San Gennaro c’è, è presente, si respira, si avverte, lo puoi toccare, annusare tra le strade e i lumini, sentirne la consistenza, tastarne i passi. E il miracolo del sangue che si scioglie, che ancora nessun scienziato ha stabilito se si tratti di mano divina o di sotterfugio falso, e indica e prevede e predice il futuro imminente, i segni del destino. Napoli è l’incertezza del Vesuvio che ti guarda e protegge e ammonisce che tutto è breve, Napoli che si dice innalzata su di un uovo e per questo traballante ma prodigiosa in un equilibrio instabile per sua stessa natura, una tela fragile esposta continuamente ad ogni tipo di intemperie.

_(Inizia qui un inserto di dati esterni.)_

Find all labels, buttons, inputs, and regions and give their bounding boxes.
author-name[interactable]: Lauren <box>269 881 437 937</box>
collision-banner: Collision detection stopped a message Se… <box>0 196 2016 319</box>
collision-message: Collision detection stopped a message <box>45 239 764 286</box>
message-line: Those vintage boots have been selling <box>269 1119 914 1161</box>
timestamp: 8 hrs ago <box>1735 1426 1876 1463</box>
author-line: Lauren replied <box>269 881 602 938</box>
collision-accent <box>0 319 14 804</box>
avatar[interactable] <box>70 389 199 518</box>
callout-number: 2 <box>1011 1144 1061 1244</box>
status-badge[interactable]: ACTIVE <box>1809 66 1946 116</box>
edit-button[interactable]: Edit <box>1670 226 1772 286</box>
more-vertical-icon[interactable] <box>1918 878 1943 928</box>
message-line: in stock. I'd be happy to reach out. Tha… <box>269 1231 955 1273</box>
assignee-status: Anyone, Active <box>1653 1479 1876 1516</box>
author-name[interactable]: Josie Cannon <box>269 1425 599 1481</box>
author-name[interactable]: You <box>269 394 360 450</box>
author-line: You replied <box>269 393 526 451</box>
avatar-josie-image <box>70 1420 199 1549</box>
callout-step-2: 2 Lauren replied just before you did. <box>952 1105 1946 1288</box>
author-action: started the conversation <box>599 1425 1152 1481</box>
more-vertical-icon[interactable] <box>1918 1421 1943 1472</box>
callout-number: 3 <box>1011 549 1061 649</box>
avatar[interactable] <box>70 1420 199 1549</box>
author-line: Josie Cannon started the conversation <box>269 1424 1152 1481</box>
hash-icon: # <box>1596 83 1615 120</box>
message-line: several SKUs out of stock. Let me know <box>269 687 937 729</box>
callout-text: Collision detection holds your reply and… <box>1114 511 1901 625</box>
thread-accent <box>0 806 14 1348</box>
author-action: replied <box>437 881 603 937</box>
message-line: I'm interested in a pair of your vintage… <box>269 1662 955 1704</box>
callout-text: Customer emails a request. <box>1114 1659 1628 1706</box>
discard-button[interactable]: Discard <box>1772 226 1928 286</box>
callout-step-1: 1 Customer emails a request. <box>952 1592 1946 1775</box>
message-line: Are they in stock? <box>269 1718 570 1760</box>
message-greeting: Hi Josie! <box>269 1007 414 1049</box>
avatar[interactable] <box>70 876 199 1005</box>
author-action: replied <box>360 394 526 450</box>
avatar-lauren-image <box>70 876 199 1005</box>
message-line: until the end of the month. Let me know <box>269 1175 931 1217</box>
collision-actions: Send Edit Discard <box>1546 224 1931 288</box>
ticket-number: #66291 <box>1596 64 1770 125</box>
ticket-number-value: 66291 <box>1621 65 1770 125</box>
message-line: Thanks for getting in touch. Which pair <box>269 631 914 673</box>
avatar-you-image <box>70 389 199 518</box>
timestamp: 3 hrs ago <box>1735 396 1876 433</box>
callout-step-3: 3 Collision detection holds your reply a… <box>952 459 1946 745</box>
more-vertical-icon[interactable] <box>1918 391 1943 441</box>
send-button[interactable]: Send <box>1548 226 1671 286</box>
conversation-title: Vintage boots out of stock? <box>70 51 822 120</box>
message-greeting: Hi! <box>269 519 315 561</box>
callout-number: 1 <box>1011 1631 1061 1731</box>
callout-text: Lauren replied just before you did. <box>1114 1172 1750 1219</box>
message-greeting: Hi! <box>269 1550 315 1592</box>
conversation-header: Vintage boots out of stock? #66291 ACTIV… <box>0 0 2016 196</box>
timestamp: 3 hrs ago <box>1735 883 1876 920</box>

Nella grande metafora del sangue come linfa, l’emorragia come perdita, fuga, abbandono di un popolo che si può riassumere nella parola ‘emigrazione’, Saviano ci conduce nelle pieghe di questa condizione precaria, sfuggente, disarmante, impotente dove ogni forza rema contro, dove è impossibile farcela ma non per questo i napoletani si immobilizzano, si immolano alla sconfitta. Sconfitta che è parte integrante nel dna di Napoli, la Napoli derubata e colonizzata da ogni popolo straniero ed etnia per fare man bassa e trucioli, e ogni volta rinata, risorta sulle sue gambe claudicanti, eternamente innamorata, perpetuamente violentata. La Napoli degli intellettuali che influenzarono la Dichiarazione d’Indipendenza degli Stati Uniti d’America come la Repubblica Francese, la Napoli degli infiniti disgraziati che salpavano senza trovare né fortuna né una vita degna e decorosa.
Per questo San Gennaro è il santo anche dei migranti, di chi va, di chi non può restare, come Saviano appunto, un Santo che accoglie ma non fa giri di parole, è terreno, quotidiano, ‘sanguigno’, è più un amico confessore, uno che può tranquillamente darti una pacca robusta sulla spalla o trasformarla in sberla. E il suo sangue è il simbolo di questa città gioiello e terribile, paradisiaca e temibile, celestiale e funesta, piena sopra e svuotata sotto e dentro la sua pancia, colorata e tetra: il liquido rosso è la vita che ribadisce se stessa, è rinascita e resurrezione, è stimolo a farcela: ‘Finché sei in vita è tutto un tentare di sciogliere i grumi, in maniera così forte da farti dimenticare che non ci riuscirai’. In questo elastico, in questo tiro alla fune, tra la nascita e la morte, sta tutto qui, in questo gioco di leggerezza e profondità. Siamo tutti napoletani.